His very first commission of Admiral Farragut of Civil War Fame, located in Madison Square, which I have determined I must visit while in NYC, given how much I have read about the artistic and physical creation of this statue:

File:Farragut Mad Sq jeh.JPG

File:Lincoln The Man.JPG

Standing Lincoln in Lincoln Park in Chicago


Okay Wendy, sort of interesting you think (or maybe not!), but what struck me most was that Saint-Gaudens began his artistic career as an apprentice to a cameo-cutter in New York City, his talent soon surpassing his master's.  And this experience as a cameo cutter, the details and the intricacies, is said to have informed and bettered his subsequent work as a sculptor.

Now I freely admit that I have never ever thought about who made those vintage cameos I have had in my possession (I in fact even have a few more tucked away unworn as well).  For some reason, I never considered them as art.  But of course, once you start looking, how could you not?  The work to carve these little cameos is no different than the work of any sculptor and I have long admired similar visages on vases in museums around the world.  To think of a young man of 13 sitting for hours at a bench carving out these little delights humbled me.    And made me go back and look at the cameos I had in a completely different way.

Saint-Gaudens went on to have a celebrated career and McCullough's description of the work involved in creating the artist's first statue, the Farragut, was inspiring - I shall never look at a bronze statue in a park the same way again.  I am sure that Kathy could speak to all of this much better than I, since she does sculpt as well as paint, and I thought of you a lot while I was reading this chapter, Kathy!

So I am determined to visit Admiral Farragut when I go to NYC.  But in further research, it turns out that Saint-Gaudens, when he moved back to the US, moved to a bucolic farm in New Hampshire and it is now an historic site near the Village of Cornish.  Which is only about 8 hours from where I live and which has over 100 of his smaller works on display.  You know what that means: another road trip this summer!

But now I must turn my attention back to the cameo brooch for a moment:

Some can be very intricate and beautiful:


Source: here

Source
 They typically portray greek-like images and can be arved of shell, gemstone, or lavs like the cameo above.

I tried to find a new cameo pin to purchase for you all from a reputable store so we could ensure we were getting the best quality money can buy.  I couldn't find a cameo brooch at Tiffanys online, but that good old Canadian stalwart, Birks, has come through and how:

Large scale cameo pin
The site says: Large scale cameo pin, trademarked Birks, handmade bezel setting in 18 karat yellow gold featuring a shell cameo measuring 59 x 45 mm (low relief, modern theme, average detailing).

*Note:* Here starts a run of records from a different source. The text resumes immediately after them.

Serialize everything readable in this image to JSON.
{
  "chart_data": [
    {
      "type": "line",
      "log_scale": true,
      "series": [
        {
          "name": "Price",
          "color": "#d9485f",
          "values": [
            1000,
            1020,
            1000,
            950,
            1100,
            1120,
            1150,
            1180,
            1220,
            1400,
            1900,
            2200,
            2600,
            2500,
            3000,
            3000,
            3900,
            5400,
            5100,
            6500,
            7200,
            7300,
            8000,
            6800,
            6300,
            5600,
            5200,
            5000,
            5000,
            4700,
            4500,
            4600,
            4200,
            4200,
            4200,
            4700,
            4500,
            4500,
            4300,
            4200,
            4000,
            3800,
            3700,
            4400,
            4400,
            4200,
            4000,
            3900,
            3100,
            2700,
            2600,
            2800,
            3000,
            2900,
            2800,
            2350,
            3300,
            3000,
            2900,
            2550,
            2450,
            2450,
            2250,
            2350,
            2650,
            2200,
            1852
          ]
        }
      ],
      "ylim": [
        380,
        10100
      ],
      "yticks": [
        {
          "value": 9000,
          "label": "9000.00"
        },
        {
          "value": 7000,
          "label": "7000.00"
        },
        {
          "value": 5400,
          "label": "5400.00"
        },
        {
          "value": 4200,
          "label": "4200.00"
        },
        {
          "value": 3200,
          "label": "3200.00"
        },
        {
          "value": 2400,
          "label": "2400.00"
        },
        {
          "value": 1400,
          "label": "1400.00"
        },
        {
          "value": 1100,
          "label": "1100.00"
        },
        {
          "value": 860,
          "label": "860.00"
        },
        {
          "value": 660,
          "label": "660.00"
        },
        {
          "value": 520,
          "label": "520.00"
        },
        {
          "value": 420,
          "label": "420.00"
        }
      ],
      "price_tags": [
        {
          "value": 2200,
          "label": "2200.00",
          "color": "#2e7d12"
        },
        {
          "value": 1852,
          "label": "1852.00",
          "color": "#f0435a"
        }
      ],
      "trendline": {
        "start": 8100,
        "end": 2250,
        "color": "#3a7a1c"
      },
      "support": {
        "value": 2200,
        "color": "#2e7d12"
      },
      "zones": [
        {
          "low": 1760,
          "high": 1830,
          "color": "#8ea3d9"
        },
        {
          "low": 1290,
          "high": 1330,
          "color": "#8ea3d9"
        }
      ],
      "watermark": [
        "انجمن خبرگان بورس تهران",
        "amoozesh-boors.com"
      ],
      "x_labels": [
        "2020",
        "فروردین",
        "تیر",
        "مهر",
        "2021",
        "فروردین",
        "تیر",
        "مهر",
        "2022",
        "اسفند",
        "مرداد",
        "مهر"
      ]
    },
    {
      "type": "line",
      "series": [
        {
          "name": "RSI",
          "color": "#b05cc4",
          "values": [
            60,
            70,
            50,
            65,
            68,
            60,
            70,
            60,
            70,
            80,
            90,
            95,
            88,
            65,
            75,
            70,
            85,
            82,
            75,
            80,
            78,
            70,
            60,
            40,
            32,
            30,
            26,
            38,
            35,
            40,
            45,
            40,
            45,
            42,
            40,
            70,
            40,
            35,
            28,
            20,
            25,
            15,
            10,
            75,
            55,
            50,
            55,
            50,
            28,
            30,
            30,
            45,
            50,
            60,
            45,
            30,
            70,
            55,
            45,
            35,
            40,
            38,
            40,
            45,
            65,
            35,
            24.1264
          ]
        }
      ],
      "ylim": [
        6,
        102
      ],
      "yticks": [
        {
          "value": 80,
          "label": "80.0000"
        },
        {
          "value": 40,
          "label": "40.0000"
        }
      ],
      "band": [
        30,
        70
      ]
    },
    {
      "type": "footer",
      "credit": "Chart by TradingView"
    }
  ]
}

Late 20th Century.

$1,500.00 CAD

I think she is quite lovely and when I look at her I am ever-mindful of the hours that went into her creation.  At that price I can sadly not purchase one for each of you, but if you would like one you can order it here.

How about you?  Do you own any cameos?  Do you wear them?  Have you been to any of Augustus Saint-Gauden's statues or his home in New Hampshire?  Or like me, is Mr. Saint-Gaudens a new discovery?

Today we have the blizzard.  Barry somehow did not believe that the storm was coming.  He will regret that later, since he left the car in the driveway, not the garage.  After 28 years of marraige, you learn to drink your coffee and be quiet about such things, especially if you were the one who happened to suggest it be moved the evening before...
This will be a good Saturday to continue to go through my closet and do some more reorganzing and purging.  And who knows what will come of that? What other coincidences I will come across?  The greatest gift of this leave has been re-discovering that there is a whole world out there.  We miss too much of it when all we do is work.  At least I missed too much of it.

I will also be looking out the window a lot, looking past my little cameos, at the lovely artistic show Mother Nature is putting on for me. 

Have a great Saturday and Stay Safe out there!  Mind those shovels!